Sind behinderte Menschen solche mit „besonderen Bedürfnissen“?

NEIN! Natürlich nicht. Deshalb sollte der Ausdruck "Menschen mit besonderen Bedürfnissen" für behinderte Menschen nicht verwendet werden, denn er trifft einfach nicht zu. (Dieser Kommentar ist in ÖZIV-INFO 4/2013 erschienen)

Leitliniensystem auf Bahnhof
Fischer, Mag. Manfred

Die Fähigkeiten und Bedürfnisse behinderter Menschen sind nicht „besonders“, sondern genauso vielfältig wie die nichtbehinderter Menschen auch.

Es ist beispielsweise kein „besonderes Bedürfnis“ aufs Klo zu müssen, sondern eines, das jeder Mensch jeden Tag hat. Manche Menschen brauchen eben ein barrierefreies WC, um mit dem Rollstuhl genügend Platz zu haben.

Moblitätseingeschränkte Menschen brauchen etwa Rampen und Treppenlifte sowie stufenlose Eingänge, um sich problemlos selbständig fortbewegen zu können. Barrierefreies Bauen sollte demnach alltäglich sein, im Sinne des „Design for all“. Hier sind noch viele Barrieren in den Köpfen so mancher Architekten und Baumeister niederzureißen.

Rampen, Leitsysteme für blinde Menschen, induktive Höranlagen, Gebärdensprachdolmetscher, Texte im „Leichter Lesen“-Stil, sollten nicht mehr als Besonderheiten gesehen werden. Sie sind lediglich Hilfsmittel, damit Menschen mit unterschiedlichen Behinderungen inklusiv in unserer Gesellschaft leben können.

Eigenschaftswort „behindert“

Das Eigenschaftswort „behindert“ beschreibt den Menschen einfach näher, wie „dunkelhaarig“ oder „glatzköpfig“. Die Behinderung sollte nur eine von vielen Eigenschaften eines Menschen sein – keine „besondere“. Denn: Etwa 15 – 20 Prozent der Menschen haben irgend eine Form von Behinderung.
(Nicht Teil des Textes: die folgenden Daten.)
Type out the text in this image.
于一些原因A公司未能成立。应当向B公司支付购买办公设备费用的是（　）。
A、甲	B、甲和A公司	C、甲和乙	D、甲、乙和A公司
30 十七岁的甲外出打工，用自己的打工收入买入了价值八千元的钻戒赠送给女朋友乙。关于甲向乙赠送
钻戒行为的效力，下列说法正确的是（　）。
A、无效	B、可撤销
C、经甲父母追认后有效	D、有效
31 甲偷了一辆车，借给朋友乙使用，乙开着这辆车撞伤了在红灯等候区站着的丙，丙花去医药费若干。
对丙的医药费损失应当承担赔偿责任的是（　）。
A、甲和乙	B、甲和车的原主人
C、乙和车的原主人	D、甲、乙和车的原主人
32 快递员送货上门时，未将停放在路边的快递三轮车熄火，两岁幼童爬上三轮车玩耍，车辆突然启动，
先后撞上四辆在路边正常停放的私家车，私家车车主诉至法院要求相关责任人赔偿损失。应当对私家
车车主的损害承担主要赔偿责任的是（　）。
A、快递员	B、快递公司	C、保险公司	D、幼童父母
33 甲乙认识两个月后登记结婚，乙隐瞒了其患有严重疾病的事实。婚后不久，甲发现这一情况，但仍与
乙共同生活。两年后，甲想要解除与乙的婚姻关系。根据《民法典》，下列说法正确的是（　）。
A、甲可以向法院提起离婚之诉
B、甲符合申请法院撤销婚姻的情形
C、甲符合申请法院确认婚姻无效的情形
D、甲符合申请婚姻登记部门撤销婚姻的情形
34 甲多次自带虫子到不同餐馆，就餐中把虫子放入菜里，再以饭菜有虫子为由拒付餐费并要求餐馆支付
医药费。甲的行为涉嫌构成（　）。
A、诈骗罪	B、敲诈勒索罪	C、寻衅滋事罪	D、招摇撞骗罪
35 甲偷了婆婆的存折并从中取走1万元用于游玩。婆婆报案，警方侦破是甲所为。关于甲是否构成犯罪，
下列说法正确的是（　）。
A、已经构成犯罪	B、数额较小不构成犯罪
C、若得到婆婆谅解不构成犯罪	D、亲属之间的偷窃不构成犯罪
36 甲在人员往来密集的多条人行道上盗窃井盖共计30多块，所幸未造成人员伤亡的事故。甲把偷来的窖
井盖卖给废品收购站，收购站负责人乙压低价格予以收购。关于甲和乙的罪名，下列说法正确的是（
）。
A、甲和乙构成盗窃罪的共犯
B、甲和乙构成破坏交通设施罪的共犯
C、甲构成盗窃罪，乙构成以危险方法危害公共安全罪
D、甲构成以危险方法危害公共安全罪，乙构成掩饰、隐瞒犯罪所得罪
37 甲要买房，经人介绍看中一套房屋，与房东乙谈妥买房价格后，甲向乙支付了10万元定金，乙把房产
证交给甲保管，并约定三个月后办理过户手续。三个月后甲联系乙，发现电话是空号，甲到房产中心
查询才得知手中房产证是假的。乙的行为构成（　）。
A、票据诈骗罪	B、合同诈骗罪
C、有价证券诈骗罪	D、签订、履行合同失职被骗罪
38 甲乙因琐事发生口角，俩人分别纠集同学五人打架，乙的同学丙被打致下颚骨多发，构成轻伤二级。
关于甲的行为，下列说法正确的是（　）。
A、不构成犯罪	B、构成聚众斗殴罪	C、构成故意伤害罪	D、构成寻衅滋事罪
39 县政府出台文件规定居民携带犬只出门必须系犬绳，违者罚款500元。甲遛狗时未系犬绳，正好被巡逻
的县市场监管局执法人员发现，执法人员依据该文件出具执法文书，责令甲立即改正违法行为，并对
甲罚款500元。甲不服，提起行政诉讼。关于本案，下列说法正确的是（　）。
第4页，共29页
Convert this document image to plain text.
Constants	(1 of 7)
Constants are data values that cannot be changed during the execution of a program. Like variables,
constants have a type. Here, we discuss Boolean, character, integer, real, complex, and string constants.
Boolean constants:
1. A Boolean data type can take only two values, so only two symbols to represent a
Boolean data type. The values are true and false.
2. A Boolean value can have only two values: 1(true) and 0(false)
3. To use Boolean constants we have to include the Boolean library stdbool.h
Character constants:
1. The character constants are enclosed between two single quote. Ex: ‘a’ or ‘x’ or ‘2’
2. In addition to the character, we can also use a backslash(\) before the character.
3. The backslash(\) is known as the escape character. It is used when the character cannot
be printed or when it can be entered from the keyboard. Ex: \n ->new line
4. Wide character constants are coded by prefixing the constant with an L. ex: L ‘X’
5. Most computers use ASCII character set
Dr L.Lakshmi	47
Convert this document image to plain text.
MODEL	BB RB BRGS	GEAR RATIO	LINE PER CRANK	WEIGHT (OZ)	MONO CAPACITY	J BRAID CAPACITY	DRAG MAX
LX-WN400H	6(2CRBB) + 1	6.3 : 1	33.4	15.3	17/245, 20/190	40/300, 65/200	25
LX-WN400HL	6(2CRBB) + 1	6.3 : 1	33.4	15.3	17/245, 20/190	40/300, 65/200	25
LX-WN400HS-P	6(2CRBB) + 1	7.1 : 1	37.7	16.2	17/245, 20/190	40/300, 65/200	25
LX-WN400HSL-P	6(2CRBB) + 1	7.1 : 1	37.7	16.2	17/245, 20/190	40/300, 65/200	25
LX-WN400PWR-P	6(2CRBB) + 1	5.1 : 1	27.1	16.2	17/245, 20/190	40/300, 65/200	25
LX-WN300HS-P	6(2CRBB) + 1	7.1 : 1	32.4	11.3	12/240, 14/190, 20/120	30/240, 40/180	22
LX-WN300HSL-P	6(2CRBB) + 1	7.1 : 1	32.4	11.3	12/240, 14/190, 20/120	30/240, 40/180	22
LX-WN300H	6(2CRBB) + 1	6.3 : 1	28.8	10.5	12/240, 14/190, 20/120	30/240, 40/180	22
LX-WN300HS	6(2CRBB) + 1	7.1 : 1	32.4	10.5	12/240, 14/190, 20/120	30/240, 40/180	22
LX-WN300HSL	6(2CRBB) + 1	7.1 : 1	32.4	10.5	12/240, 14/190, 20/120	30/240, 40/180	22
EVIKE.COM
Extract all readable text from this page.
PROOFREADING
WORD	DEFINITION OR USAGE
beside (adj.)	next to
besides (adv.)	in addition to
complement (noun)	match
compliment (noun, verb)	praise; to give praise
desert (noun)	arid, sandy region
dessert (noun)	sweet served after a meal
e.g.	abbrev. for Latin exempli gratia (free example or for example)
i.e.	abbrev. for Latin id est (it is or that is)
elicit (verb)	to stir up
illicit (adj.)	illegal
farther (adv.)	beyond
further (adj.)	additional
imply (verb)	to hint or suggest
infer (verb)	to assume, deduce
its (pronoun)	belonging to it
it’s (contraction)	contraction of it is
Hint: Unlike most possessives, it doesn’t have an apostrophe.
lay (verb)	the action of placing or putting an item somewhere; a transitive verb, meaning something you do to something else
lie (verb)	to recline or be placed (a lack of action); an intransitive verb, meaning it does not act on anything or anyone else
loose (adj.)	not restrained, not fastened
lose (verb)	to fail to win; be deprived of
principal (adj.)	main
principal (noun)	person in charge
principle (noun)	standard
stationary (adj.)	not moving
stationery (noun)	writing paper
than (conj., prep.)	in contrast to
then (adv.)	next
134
Das ist ein großer Teil der Bevölkerung. Es ist also nichts „Besonderes“, behindert zu sein.

Weiters sei auf die UN-Konvention betreffend behinderte Menschen verwiesen. Diese heißt im Original „Convention on the Rights of Persons with Disabilities“ und in der Übersetzung „Übereinkommen über die Rechte von Menschen mit Behinderungen“. Auch in der UN-Konvention ist nichts von „besonderen Bedürfnissen“ oder „special needs“ zu lesen.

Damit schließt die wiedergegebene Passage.